37 Sixty-one children presenting with intestinal symptoms were en

37 Sixty-one children presenting with intestinal symptoms were enrolled prospectively, with fecal S100A12 and calprotectin measured.

Thirty one of these children were shown to have IBD on subsequent tests. In these children, both fecal S100A12 (median: 55.2 mg/kg) and calprotectin (median: 1265 mg/kg) were elevated compared to those children without IBD (n = 30, S100A12 median: 1.1 mg/kg, P < 0.0001; calprotectin median: 30.5 mg/kg, P < 0.0001). Upon further analysis, using a cut-off of 10 mg/kg, S100A12 gave a sensitivity and specificity of 97%, respectively, for the detection of IBD. However, a 50 mg/kg cut-off for calprotectin yielded a sensitivity of 100% and specificity of 67%, lower than the specificities reported by other studies.50 Both fecal markers were superior compared to the sensitivities and specificities of any standard inflammatory test in this population.37 Several

studies have also demonstrated www.selleckchem.com/products/byl719.html a role for S100A12 in the adult setting.

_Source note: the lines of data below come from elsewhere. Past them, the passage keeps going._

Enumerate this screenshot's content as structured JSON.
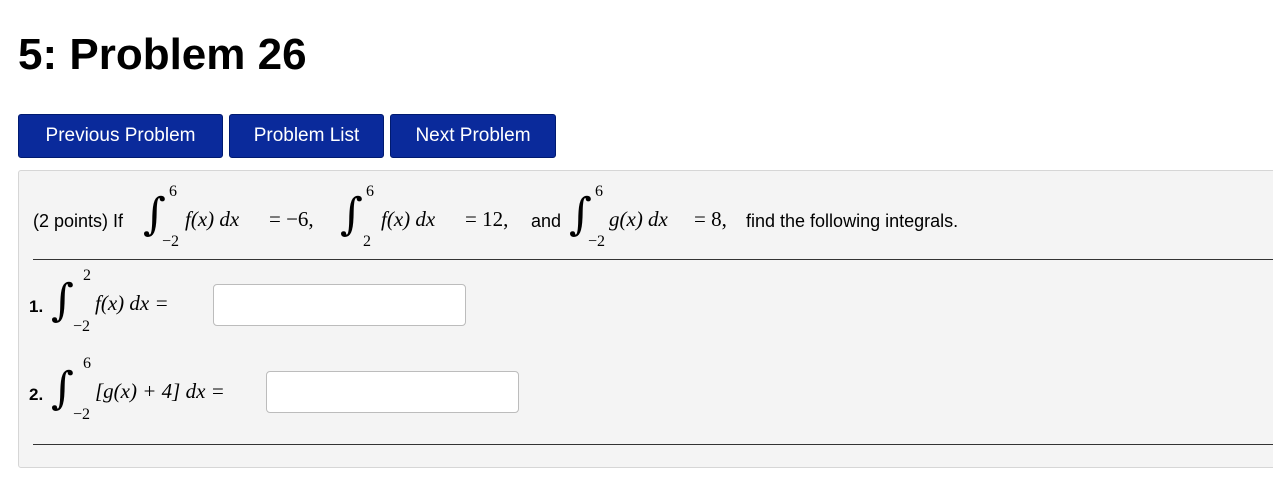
{
  "page": {
    "title": "5: Problem 26"
  },
  "nav": {
    "previous_label": "Previous Problem",
    "list_label": "Problem List",
    "next_label": "Next Problem"
  },
  "problem": {
    "prefix": "(2 points) If",
    "given1": {
      "lower": "−2",
      "upper": "6",
      "integrand": "f(x) dx",
      "rhs": "= −6,"
    },
    "given2": {
      "lower": "2",
      "upper": "6",
      "integrand": "f(x) dx",
      "rhs": "= 12,"
    },
    "conj": "and",
    "given3": {
      "lower": "−2",
      "upper": "6",
      "integrand": "g(x) dx",
      "rhs": "= 8,"
    },
    "suffix": "find the following integrals.",
    "parts": [
      {
        "number": "1.",
        "lower": "−2",
        "upper": "2",
        "expression": "f(x) dx =",
        "answer": ""
      },
      {
        "number": "2.",
        "lower": "−2",
        "upper": "6",
        "expression": "[g(x) + 4] dx =",
        "answer": ""
      }
    ]
  }
}
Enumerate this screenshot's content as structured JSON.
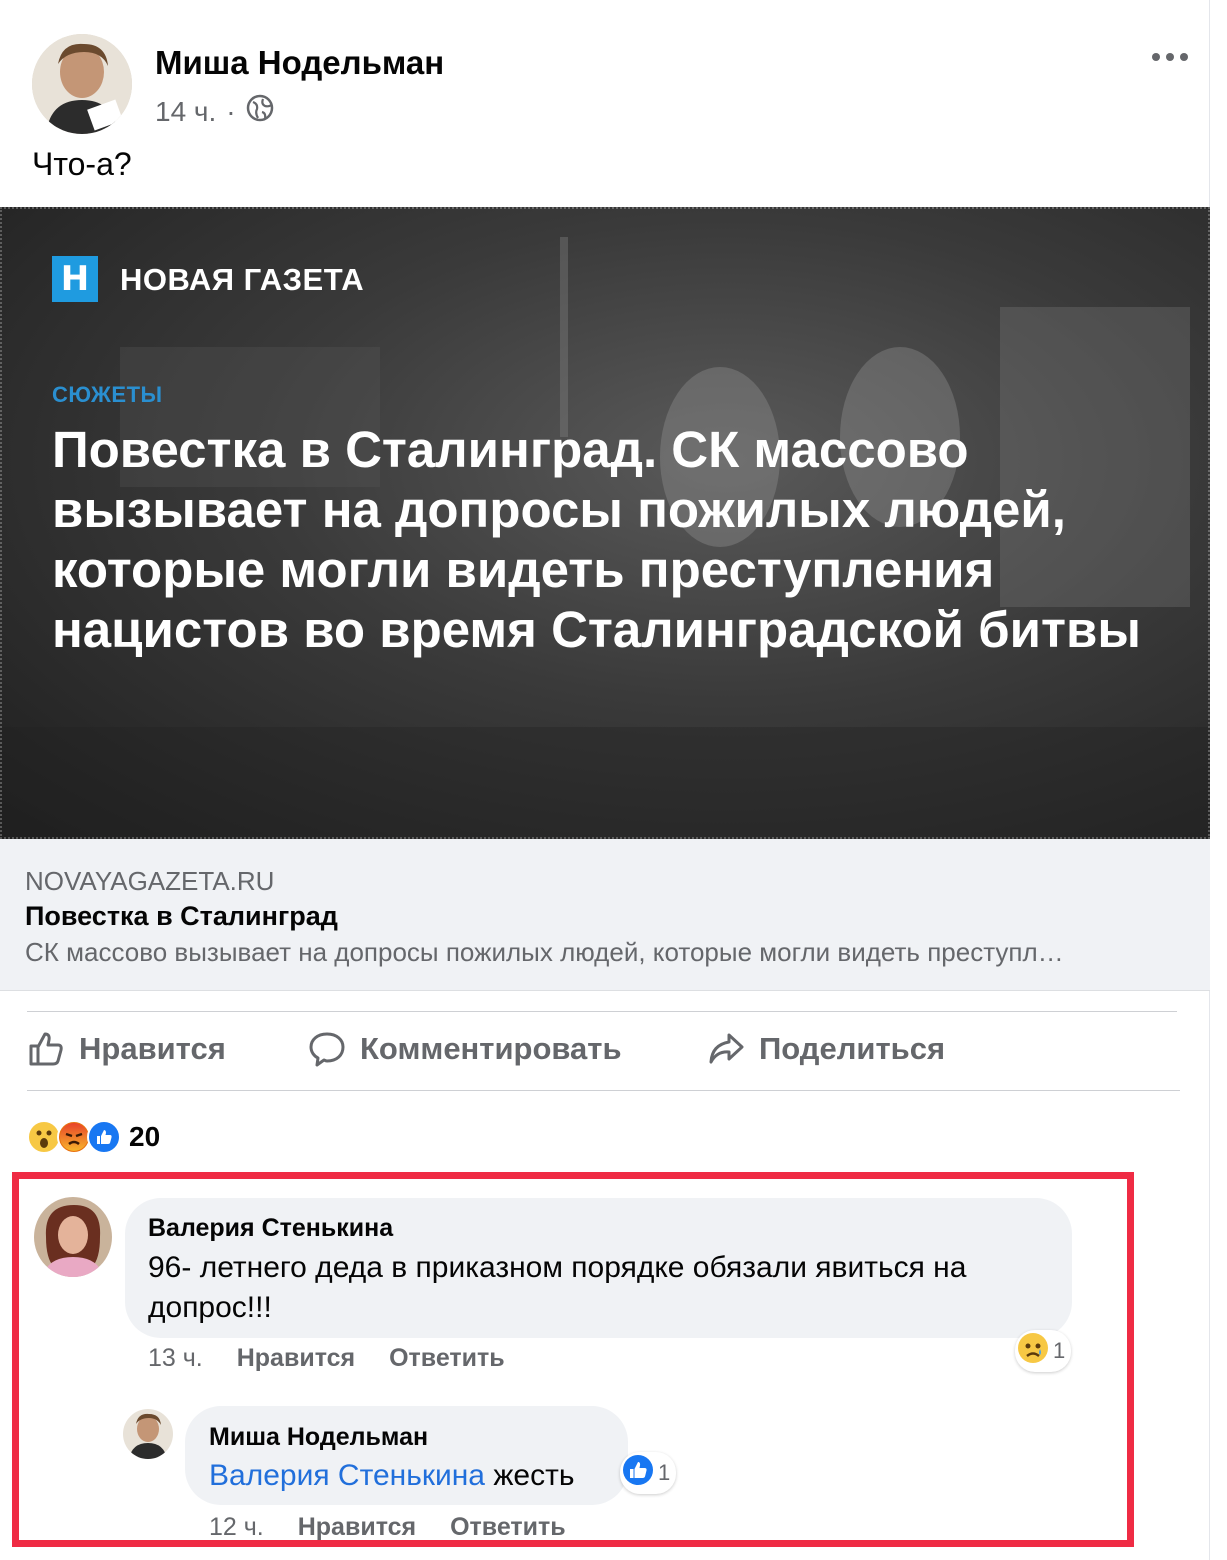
{
  "post": {
    "author": "Миша Нодельман",
    "time": "14 ч.",
    "separator": "·",
    "text": "Что-а?"
  },
  "link_image": {
    "publisher": "НОВАЯ ГАЗЕТА",
    "section": "СЮЖЕТЫ",
    "headline": "Повестка в Сталинград. СК массово вызывает на допросы пожилых людей, которые могли видеть преступления нацистов во время Сталинградской битвы"
  },
  "link_preview": {
    "domain": "NOVAYAGAZETA.RU",
    "title": "Повестка в Сталинград",
    "description": "СК массово вызывает на допросы пожилых людей, которые могли видеть преступл…"
  },
  "actions": {
    "like": "Нравится",
    "comment": "Комментировать",
    "share": "Поделиться"
  },
  "reactions": {
    "icons": [
      "wow-icon",
      "angry-icon",
      "like-icon"
    ],
    "count": "20"
  },
  "comments": [
    {
      "author": "Валерия Стенькина",
      "text": "96- летнего деда в приказном порядке обязали явиться на допрос!!!",
      "time": "13 ч.",
      "like_label": "Нравится",
      "reply_label": "Ответить",
      "reaction_icon": "sad-icon",
      "reaction_count": "1",
      "reply": {
        "author": "Миша Нодельман",
        "mention": "Валерия Стенькина",
        "text": " жесть",
        "time": "12 ч.",
        "like_label": "Нравится",
        "reply_label": "Ответить",
        "reaction_icon": "like-icon",
        "reaction_count": "1"
      }
    }
  ],
  "colors": {
    "accent_blue": "#216fdb",
    "highlight_red": "#ef2b44",
    "secondary_text": "#65676b",
    "bubble_bg": "#f0f2f5",
    "brand_blue": "#1f9be0"
  }
}
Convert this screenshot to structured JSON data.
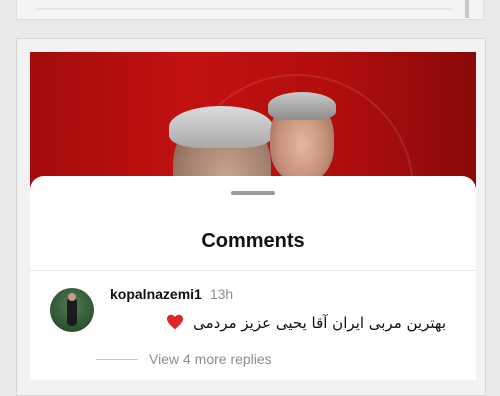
{
  "post": {
    "media_alt": "Photo of two men on a red background"
  },
  "comments_sheet": {
    "title": "Comments",
    "comments": [
      {
        "username": "kopalnazemi1",
        "timestamp": "13h",
        "text": "بهترین مربی ایران آقا یحیی عزیز مردمی",
        "reaction_icon": "heart-icon",
        "view_replies_label": "View 4 more replies"
      }
    ]
  },
  "colors": {
    "media_red": "#c31111",
    "heart_red": "#e0242a",
    "secondary_text": "#8e8e8e"
  }
}
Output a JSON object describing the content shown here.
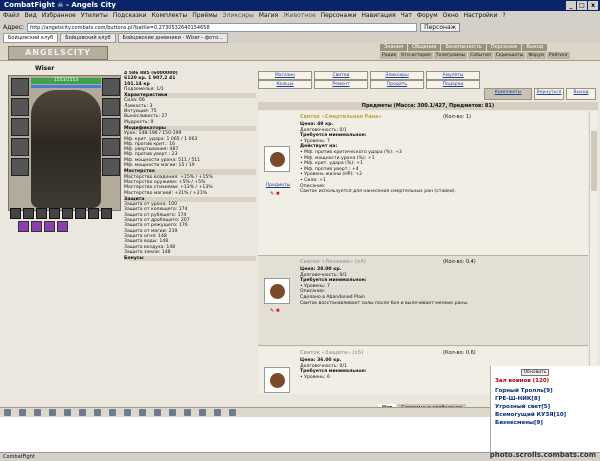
{
  "window": {
    "title": "CombatFight  ☠ - Angels City",
    "controls": [
      "_",
      "□",
      "x"
    ]
  },
  "menu": [
    "Файл",
    "Вид",
    "Избранное",
    "Утилиты",
    "Подсказки",
    "Комплекты",
    "Приёмы",
    "Эликсиры",
    "Магия",
    "Животное",
    "Персонажи",
    "Навигация",
    "Чат",
    "Форум",
    "Окно",
    "Настройки",
    "?"
  ],
  "address": {
    "label": "Адрес:",
    "url": "http://angelscity.combats.com/buttons.pl?battle=0.2730532640154658",
    "button": "Персонаж"
  },
  "tabs": [
    {
      "label": "Бойцовский клуб"
    },
    {
      "label": "Бойцовский клуб"
    },
    {
      "label": "Бойцовские дневники - Wiser - фото..."
    }
  ],
  "game": {
    "logo": "ANGELSCITY",
    "nav_top": [
      "Знания",
      "Общение",
      "Безопасность",
      "Персонаж",
      "Выход"
    ],
    "nav_sub": [
      "Радио",
      "Кто-история",
      "Телеграммы",
      "События",
      "Скриншоты",
      "Форум",
      "Рейтинг"
    ],
    "hp": "1553/1553",
    "character": {
      "name": "Wiser"
    },
    "stats": [
      {
        "t": "b",
        "v": "4 586 885 (6000000)"
      },
      {
        "t": "b",
        "v": "6120 кр.   1 907,2   41"
      },
      {
        "t": "b",
        "v": "101.14 кр"
      },
      {
        "t": "",
        "v": "Подземелья: 1/1"
      },
      {
        "t": "sec",
        "v": "Характеристики"
      },
      {
        "t": "",
        "v": "Сила: 66"
      },
      {
        "t": "",
        "v": "Ловкость: 3"
      },
      {
        "t": "",
        "v": "Интуиция: 75"
      },
      {
        "t": "",
        "v": "Выносливость: 27"
      },
      {
        "t": "",
        "v": "Мудрость: 9"
      },
      {
        "t": "sec",
        "v": "Модификаторы"
      },
      {
        "t": "",
        "v": "Урон: 148-196 / 150-199"
      },
      {
        "t": "",
        "v": "Мф. крит. удара: 1 065 / 1 063"
      },
      {
        "t": "",
        "v": "Мф. против крит.: 16"
      },
      {
        "t": "",
        "v": "Мф. увертывания: 487"
      },
      {
        "t": "",
        "v": "Мф. против уверт.: 23"
      },
      {
        "t": "",
        "v": "Мф. мощности урона: 511 / 511"
      },
      {
        "t": "",
        "v": "Мф. мощности магии: 15 / 19"
      },
      {
        "t": "sec",
        "v": "Мастерство"
      },
      {
        "t": "",
        "v": "Мастерство владения: +15% / +15%"
      },
      {
        "t": "",
        "v": "Мастерство оружием: +5% / +5%"
      },
      {
        "t": "",
        "v": "Мастерство стихиями: +13% / +13%"
      },
      {
        "t": "",
        "v": "Мастерство магией: +21% / +21%"
      },
      {
        "t": "sec",
        "v": "Защита"
      },
      {
        "t": "",
        "v": "Защита от урона: 100"
      },
      {
        "t": "",
        "v": "Защита от колющего: 174"
      },
      {
        "t": "",
        "v": "Защита от рубящего: 174"
      },
      {
        "t": "",
        "v": "Защита от дробящего: 207"
      },
      {
        "t": "",
        "v": "Защита от режущего: 176"
      },
      {
        "t": "",
        "v": "Защита от магии: 219"
      },
      {
        "t": "",
        "v": "Защита огня: 148"
      },
      {
        "t": "",
        "v": "Защита воды: 148"
      },
      {
        "t": "",
        "v": "Защита воздуха: 148"
      },
      {
        "t": "",
        "v": "Защита земли: 148"
      },
      {
        "t": "sec",
        "v": "Бонусы"
      }
    ],
    "top_buttons": [
      "Магазин",
      "Свитки",
      "Эликсиры",
      "Амулеты",
      "Кольца",
      "Ремонт",
      "Продать",
      "Подарки",
      "Комплекты",
      "Вернуться",
      "Выход"
    ],
    "shop_header": "Предметы (Масса: 300.1/427, Предметов: 81)",
    "items": [
      {
        "name": "Свиток «Смертельная Рана»",
        "qty": "(Кол-во: 1)",
        "buy": "Предметы",
        "lines": [
          {
            "b": true,
            "v": "Цена: 49 кр."
          },
          {
            "b": false,
            "v": "Долговечность: 0/1"
          },
          {
            "b": true,
            "v": "Требуется минимальное:"
          },
          {
            "b": false,
            "v": "• Уровень: 7"
          },
          {
            "b": true,
            "v": "Действует на:"
          },
          {
            "b": false,
            "v": "• Мф. против критического удара (%): +3"
          },
          {
            "b": false,
            "v": "• Мф. мощности урона (%): +1"
          },
          {
            "b": false,
            "v": "• Мф. крит. удара (%): +1"
          },
          {
            "b": false,
            "v": "• Мф. против уверт.: +4"
          },
          {
            "b": false,
            "v": "• Уровень жизни (HP): +2"
          },
          {
            "b": false,
            "v": "• Сила: +1"
          },
          {
            "b": false,
            "v": "Описание:"
          },
          {
            "b": false,
            "v": "Свиток используется для нанесения смертельных ран (ставки)."
          }
        ]
      },
      {
        "name": "Свиток «Лечение» (x4)",
        "qty": "(Кол-во: 0.4)",
        "buy": "",
        "lines": [
          {
            "b": true,
            "v": "Цена: 28.00 кр."
          },
          {
            "b": false,
            "v": "Долговечность: 0/1"
          },
          {
            "b": true,
            "v": "Требуется минимальное:"
          },
          {
            "b": false,
            "v": "• Уровень: 7"
          },
          {
            "b": false,
            "v": "Описание:"
          },
          {
            "b": false,
            "v": "Сделано в Abandoned Plain"
          },
          {
            "b": false,
            "v": "Свиток восстанавливает силы после боя и вылечивает мелкие раны."
          }
        ]
      },
      {
        "name": "Свиток «Защита» (x5)",
        "qty": "(Кол-во: 0.6)",
        "buy": "",
        "lines": [
          {
            "b": true,
            "v": "Цена: 36.00 кр."
          },
          {
            "b": false,
            "v": "Долговечность: 0/1"
          },
          {
            "b": true,
            "v": "Требуется минимальное:"
          },
          {
            "b": false,
            "v": "• Уровень: 6"
          }
        ]
      }
    ],
    "chat_tabs": [
      "Чат",
      "Системные сообщения"
    ],
    "room": {
      "refresh": "Обновить",
      "title": "Зал воинов (120)",
      "users": [
        "Горный Тролль[9]",
        "ГРЕ-Ш-НИК[8]",
        "Угрозный свет[5]",
        "Всемогущий КУЗЯ[10]",
        "Бизнесмены[9]"
      ]
    },
    "status": "CombatFight"
  },
  "watermark": "photo.scrolls.combats.com",
  "colors": {
    "titlebar": "#0a246a",
    "panel": "#ebe7de",
    "accent": "#c7a23e",
    "link": "#2040a0"
  }
}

Foell et al.35 demonstrated correlations between serum S100A12 and disease activity, and showed that serum levels fell after intervention with infliximab. Subsequent studies have also shown elevated serum S100A12 in IBD, however, with only modest sensitivities and specificities in distinguishing IBD and non-IBD patients.21,51 Following earlier work examining serum levels of S100A12 in the context of IBD, Kaiser et al.49 illustrated that fecal S100A12 levels could distinguish IBD from IBS, selleck compound with 86% sensitivity and 96% specificity, and to also differentiate IBD from normal

controls, with 86% sensitivity and 100% specificity. Their study also Torin 1 demonstrated that S100A12 was superior to calprotectin or other biomarkers in correlation, with an inflammatory score incorporating endoscopic and histological findings.49 The role of S100A12 as a marker of future relapse has not yet been considered in pediatric or adult settings. Prospective studies are required to elucidate this potential role. Lactoferrin is an iron-binding glycoprotein identified in the secretions overlying most mucosal surfaces that interact directly with external pathogens, including saliva, tears, vaginal secretions, feces, synovial fluid, and mammalian breast milk.52–54 Lactoferrin is a major component of the secondary granules of polymorphonuclear neutrophils and is shown to be a primary factor in the acute inflammatory response.54,55 In the intestinal lumen, fecal lactoferrin levels quickly increase with the influx of neutrophils during inflammation.12 Lactoferrin has antibacterial activity and is resistant to proteolysis in the feces;56 it is unaffected by multiple freeze/thaw cycles54 and might remain stable in stool for as long as 5 days, compared to 7 days for calprotectin.24,57 Following storage at room temperature for 48 h, fecal concentrations of lactoferrin were 90% of initial levels, contrasting with fecal concentrations of calprotectin being 82%.